Here, we presented a massively scalable, highly sensitive and cost effective method in detecting SARS-CoV-2 for SARS-CoV-2 testing using saline collection media. The method outlined here consists of a minimal number of steps and utilizes a standard qPCR assay downstream, thus allowing direct implementation into the existing workflow. Saline has demonstrated usability in swab-based sampling 12 and is easily obtainable. Saline can be stored at room temperature. Upon sample collection, the sample is stable for up to 54 hours without special storage conditions 12. However, saline-based specimens have been shown to perform poorly in extraction-free workflow 3,6. In contrast, the method presented here utilizes TBE dilution, heat treatment, and large sample input volumes to achieve 100% sensitivity and specificity in 60 clinical samples, and a LoD at 1,000 GCE/mL, which is comparable to assays using extraction-based methods 11,13. The limitations of this study include the relatively small number of available clinical samples that preclude a more thorough analysis of sensitivity compared to extraction-based workflows. Even though the Cqs from the extraction-free workflow are higher than using extracted RNA, the LoD of the extraction-free workflow is equivalent, and detection of SARS-CoV-2 in clinical samples is highly correlated between the two methods.

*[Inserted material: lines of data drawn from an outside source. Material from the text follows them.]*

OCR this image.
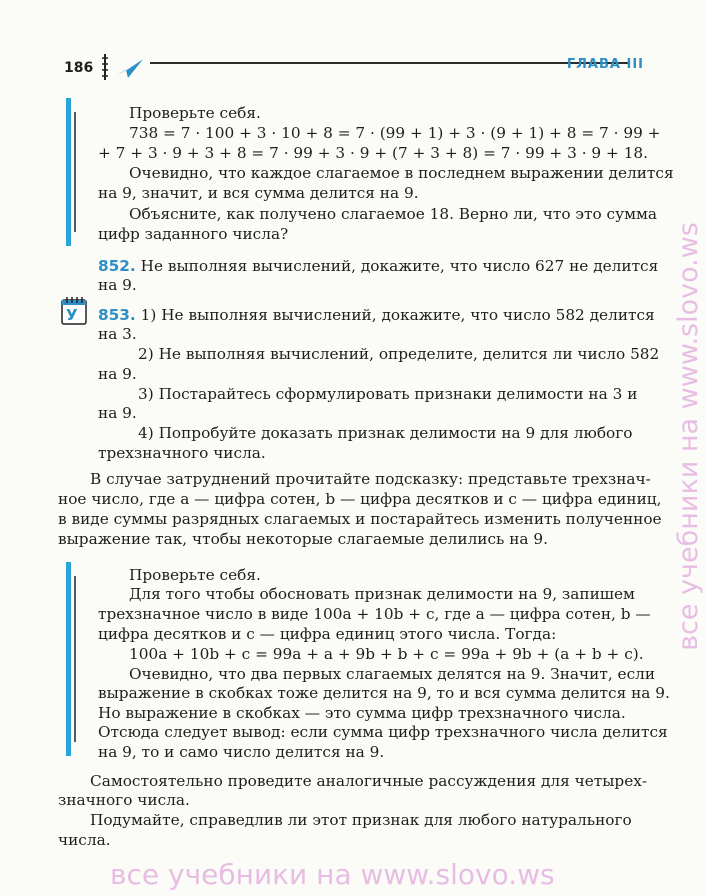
186	ГЛАВА III

Проверьте себя.

738 = 7 · 100 + 3 · 10 + 8 = 7 · (99 + 1) + 3 · (9 + 1) + 8 = 7 · 99 +

+ 7 + 3 · 9 + 3 + 8 = 7 · 99 + 3 · 9 + (7 + 3 + 8) = 7 · 99 + 3 · 9 + 18.

Очевидно, что каждое слагаемое в последнем выражении делится

на 9, значит, и вся сумма делится на 9.

Объясните, как получено слагаемое 18. Верно ли, что это сумма

цифр заданного числа?

852. Не выполняя вычислений, докажите, что число 627 не делится

на 9.

У 853. 1) Не выполняя вычислений, докажите, что число 582 делится

на 3.

2) Не выполняя вычислений, определите, делится ли число 582

на 9.

3) Постарайтесь сформулировать признаки делимости на 3 и

на 9.

4) Попробуйте доказать признак делимости на 9 для любого

трехзначного числа.

В случае затруднений прочитайте подсказку: представьте трехзнач-

ное число, где a — цифра сотен, b — цифра десятков и c — цифра единиц,

в виде суммы разрядных слагаемых и постарайтесь изменить полученное

выражение так, чтобы некоторые слагаемые делились на 9.

Проверьте себя.

Для того чтобы обосновать признак делимости на 9, запишем

трехзначное число в виде 100a + 10b + c, где a — цифра сотен, b —

цифра десятков и c — цифра единиц этого числа. Тогда:

100a + 10b + c = 99a + a + 9b + b + c = 99a + 9b + (a + b + c).

Очевидно, что два первых слагаемых делятся на 9. Значит, если

выражение в скобках тоже делится на 9, то и вся сумма делится на 9.

Но выражение в скобках — это сумма цифр трехзначного числа.

Отсюда следует вывод: если сумма цифр трехзначного числа делится

на 9, то и само число делится на 9.

Самостоятельно проведите аналогичные рассуждения для четырех-

значного числа.

Подумайте, справедлив ли этот признак для любого натурального

числа.

все учебники на www.slovo.ws
все учебники на www.slovo.ws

Our results suggest that a properly validated extraction-free RT-qPCR workflow can achieve the level of accuracy and sensitivity needed for reliable detection of SARS-CoV-2 in clinical samples. The extraction-free workflow using saline transport media removes supply chain constraints, has high accuracy and sensitivity, and it is simple, cost effective and massively scalable.